Small Wars Journal

Can the U.S. government control the post-war narrative?

Mon, 02/22/2010 - 11:54am
A new president takes the oath of office. He now leads a superpower that has been fighting a stubborn insurgency in Afghanistan for seven years. Realizing he needs to take a new approach to the war, the president studies the situation and then orders the following actions:

1) He appoints a new field general in Afghanistan,

2) His army will use less firepower and adopt a more targeted counterinsurgency strategy,

3) He will engage in diplomacy with Pakistan in a effort to close the border and cut off support to the insurgents,

4) He orders a major effort to strengthen the Afghan security forces, in order to prepare for the withdrawal of his army from the country,

5) His commanders institute a tribal engagement effort, focused around Kandahar and along the Pakistan border,

6) The client government in Kabul will push a "national reconciliation" agenda in an attempt to increase its legitimacy and to weaken the insurgent movement. This agenda will include offers of amnesty for insurgents who reintegrate into Afghan society.

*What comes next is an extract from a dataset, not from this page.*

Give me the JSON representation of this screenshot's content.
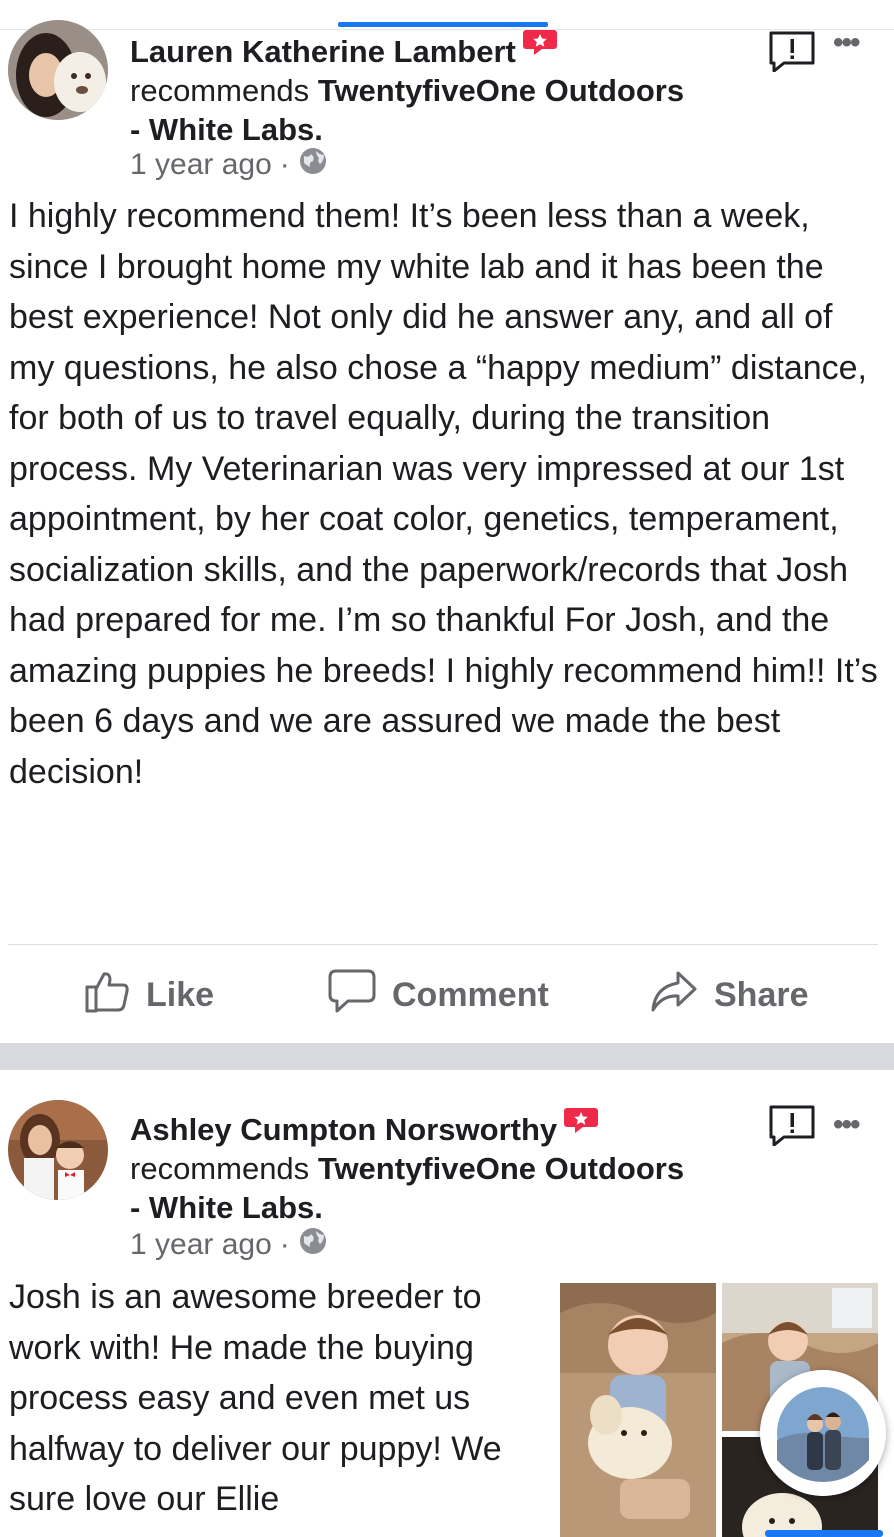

The new strategy for Afghanistan succeeds well beyond the expectation of the president and his advisors. Through a combination of military pressure, tribal engagement, political alliances inside Afghanistan, and international diplomacy, violence subsides and the client government in Kabul achieves growing authority. The president negotiates an international agreement on the future of Afghanistan and successfully withdraws his army from the country. To the amazement of outside observers, the client government in Kabul survives on its own for four years, outlasting the president's time in office.

Commentary

Is this a forecast of how President's Obama's plan for Afghanistan will play out? No -- it is a description of how Mikhail Gorbachev extracted Soviet forces from Afghanistan between 1986 and 1989, in a study written by four U.S. military officers for the U.S. Naval Institute's Proceedings journal. These officers, three of whom have direct experience in Afghanistan, reached several interesting conclusions.

1) After 1986, the Soviets adopted many of the military, political, and diplomatic strategies the United States is currently attempting,

2) Although the Soviet Union had far less capacity to implement these strategies than does the U.S. today, its efforts still succeeded.

3) Gorbachev's goal was to get the Soviet army out and leave behind a friendly government in charge in Kabul. He succeeded. We will never know whether this government would have survived longer had the Soviet Union itself not collapsed.

4) Under Obama, the U.S. is "following the Bear" -- and is correct to do so.

The conventional wisdom is that the mujahideen defeated the Soviet army and chased it out of Afghanistan, which eventually led to an Islamist takeover. This perception (true or not) had crucial implications. It may have energized the willingness of people inside the Soviet empire to resist Soviet control. And Osama bin Laden used it to bolster his reputation and build his own organization.

If the Soviet client government in Kabul had lasted for ten years instead of just four, would the conventional wisdom about Soviet defeat in Afghanistan have taken hold? The answer to this question matters greatly for the U.S. regarding its post-withdrawal outcomes in both Iraq and Afghanistan. Should, after U.S. military disengagement, the governments in Baghdad and Kabul quickly collapse due to factional fighting or military coups, the impression may very well develop that insurgencies successfully ejected the U.S., as is the impression for the Soviet experience in Afghanistan.

The U.S. government intends to prevent such outcomes from happening by establishing robust country teams in both countries, combining strong diplomatic, economic, and security assistance missions. What remains to be seen is whether these efforts will be a match for variables beyond anyone's control.

The post-war reputation of the United States rides on the ability of its post-war country teams to prevent success from slipping away. Only when that happens will the U.S. control the post-war narrative -- the last but most important battle of the wars. Will the U.S. country teams in Iraq and Afghanistan be ready for these battles?